GN: I was having one in the car today, and I was feeling badly as well. We are not preaching what we don’t intend to practice.
NW: Representatives from the bottled-water industry say it’s unfair to single out their product. Thousands of food and beverage items come in plastic packaging, they point out—and consumers like having a healthy choice of water, instead of buying drinks containing sugar and calories.
GN: Yes, but the difference between bottled water and Diet Coke is that you can’t get Diet Coke from the tap. It’s not like any other bottled liquids. These people are making huge amounts of money selling God’s natural resources. Sorry, we’re not going to be part of it. Our water in San Francisco comes from the Hetch Hetchy [reservoir] and is some of the most pristine water on the planet. Our water is arguably cleaner than a vast majority of the bottled water sold as "pure."

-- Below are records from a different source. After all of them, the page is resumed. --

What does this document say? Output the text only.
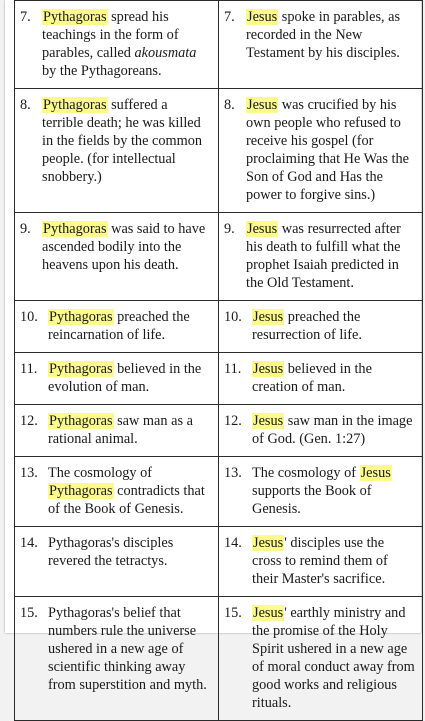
7. Pythagoras spread his teachings in the form of parables, called akousmata by the Pythagoreans.	7. Jesus spoke in parables, as recorded in the New Testament by his disciples.

8. Pythagoras suffered a terrible death; he was killed in the fields by the common people. (for intellectual snobbery.)	8. Jesus was crucified by his own people who refused to receive his gospel (for proclaiming that He Was the Son of God and Has the power to forgive sins.)

9. Pythagoras was said to have ascended bodily into the heavens upon his death.	9. Jesus was resurrected after his death to fulfill what the prophet Isaiah predicted in the Old Testament.

10. Pythagoras preached the reincarnation of life.	10. Jesus preached the resurrection of life.

11. Pythagoras believed in the evolution of man.	11. Jesus believed in the creation of man.

12. Pythagoras saw man as a rational animal.	12. Jesus saw man in the image of God. (Gen. 1:27)

13. The cosmology of Pythagoras contradicts that of the Book of Genesis.	13. The cosmology of Jesus supports the Book of Genesis.

14. Pythagoras's disciples revered the tetractys.	14. Jesus' disciples use the cross to remind them of their Master's sacrifice.

15. Pythagoras's belief that numbers rule the universe ushered in a new age of scientific thinking away from superstition and myth.	15. Jesus' earthly ministry and the promise of the Holy Spirit ushered in a new age of moral conduct away from good works and religious rituals.
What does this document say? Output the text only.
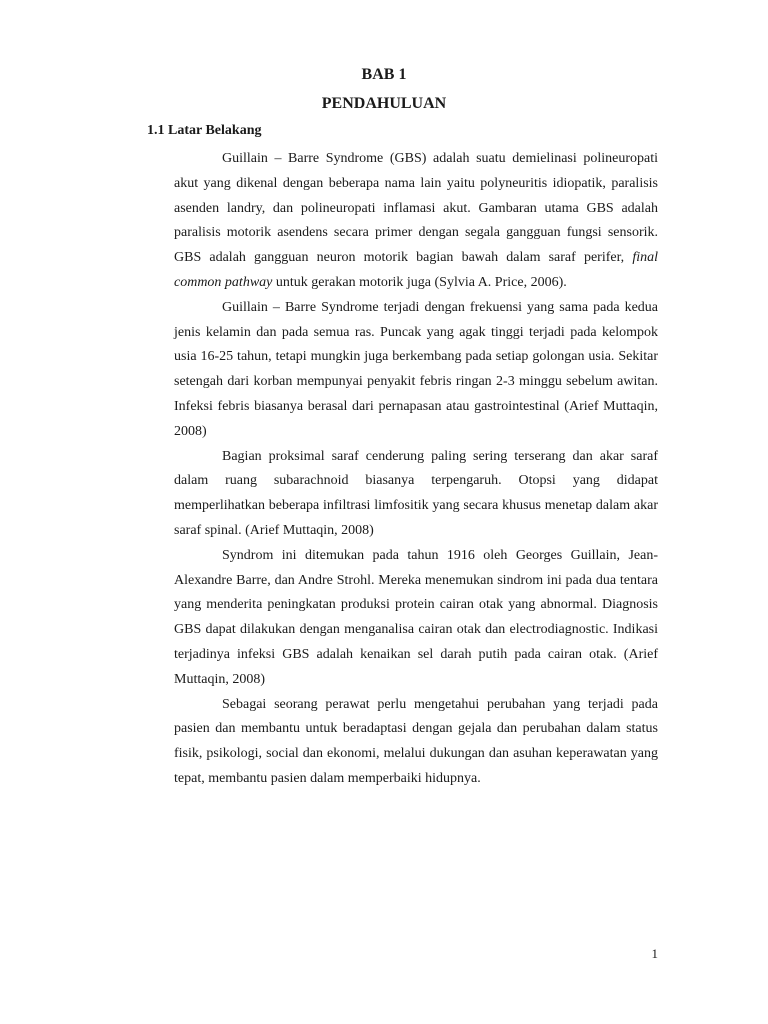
BAB 1
PENDAHULUAN
1.1 Latar Belakang

Guillain – Barre Syndrome (GBS) adalah suatu demielinasi polineuropati akut yang dikenal dengan beberapa nama lain yaitu polyneuritis idiopatik, paralisis asenden landry, dan polineuropati inflamasi akut. Gambaran utama GBS adalah paralisis motorik asendens secara primer dengan segala gangguan fungsi sensorik. GBS adalah gangguan neuron motorik bagian bawah dalam saraf perifer, final common pathway untuk gerakan motorik juga (Sylvia A. Price, 2006).

Guillain – Barre Syndrome terjadi dengan frekuensi yang sama pada kedua jenis kelamin dan pada semua ras. Puncak yang agak tinggi terjadi pada kelompok usia 16-25 tahun, tetapi mungkin juga berkembang pada setiap golongan usia. Sekitar setengah dari korban mempunyai penyakit febris ringan 2-3 minggu sebelum awitan. Infeksi febris biasanya berasal dari pernapasan atau gastrointestinal (Arief Muttaqin, 2008)

Bagian proksimal saraf cenderung paling sering terserang dan akar saraf dalam ruang subarachnoid biasanya terpengaruh. Otopsi yang didapat memperlihatkan beberapa infiltrasi limfositik yang secara khusus menetap dalam akar saraf spinal. (Arief Muttaqin, 2008)

Syndrom ini ditemukan pada tahun 1916 oleh Georges Guillain, Jean-Alexandre Barre, dan Andre Strohl. Mereka menemukan sindrom ini pada dua tentara yang menderita peningkatan produksi protein cairan otak yang abnormal. Diagnosis GBS dapat dilakukan dengan menganalisa cairan otak dan electrodiagnostic. Indikasi terjadinya infeksi GBS adalah kenaikan sel darah putih pada cairan otak. (Arief Muttaqin, 2008)

Sebagai seorang perawat perlu mengetahui perubahan yang terjadi pada pasien dan membantu untuk beradaptasi dengan gejala dan perubahan dalam status fisik, psikologi, social dan ekonomi, melalui dukungan dan asuhan keperawatan yang tepat, membantu pasien dalam memperbaiki hidupnya.

1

NW: You’ll be raising this campaign with the U.S. Conference of Mayors. And in Salt Lake City, Mayor Rocky Anderson has also banned his employees from using plastic water bottles. Other cities are looking into bottling their own municipal supplies and competing with commercial brands. Why are mayors all over bottled water all of a sudden?
GN: You can start from our roles as fiduciaries. In San Francisco, we spend over $500,000 a year on bottled water, and it’s no better than our own tap water. Why are we paying for something that’s free to us? We are going to save a ton of money. But it’s also clear as we go around the country, or even around the world—I heard the same thing at the Davos summit—that people are talking about the environmental footprint of bottled water. It’s become a narrative over the past year. We as mayors recognize, as we’ve seen through our purchases of alternative-fuel vehicles for city fleets, that we can make purchasing decisions without asking permission. One gallon of bottled water costs the same as 10,000 gallons of tap water. We are going to offer our best practices to other mayors and are asking all cities to take a look at this issue. We did this with our recent ban on the use of noncompostable plastic grocery bags in San Francisco and got a lot of attention.
NW: Are you expecting some pushback from the industry?
GN: The bottled water industry is huge; we are arguing to reduce the consumption of bottled water and that is going to wake up this giant. I imagine every marketer, whether its Coca-Cola with their Dasani brand or whoever, will spend their money saying I’m full of it.
NW: I’ve seen you gulping on occasion from a plastic water bottle. What are you doing to reform your own habits?
GN: About a year ago, my director of the office of the environment, Jared Blumenfeld, saw a case of Fiji water outside my office and he walked in furiously and said, "Do you know what you are doing to the environment?" You have to set a better example. It’s not enough that I have an electric car. I have to slowly wean myself off. I’m not sitting here perfect. I’m trying at home what we provide all of our city employees.
NW: A reusable stainless-steel bottle?
GN: You’ll see me with a fancy recycled bottle; I’ve got about a dozen different prototypes, bottles for bikers, for hikers, every kind you can imagine. But it does [take] getting used to. They are not as portable and clean as they appear to be. I recycle my bottles, but I am hardly going to be the poster child. Still, it’s a start.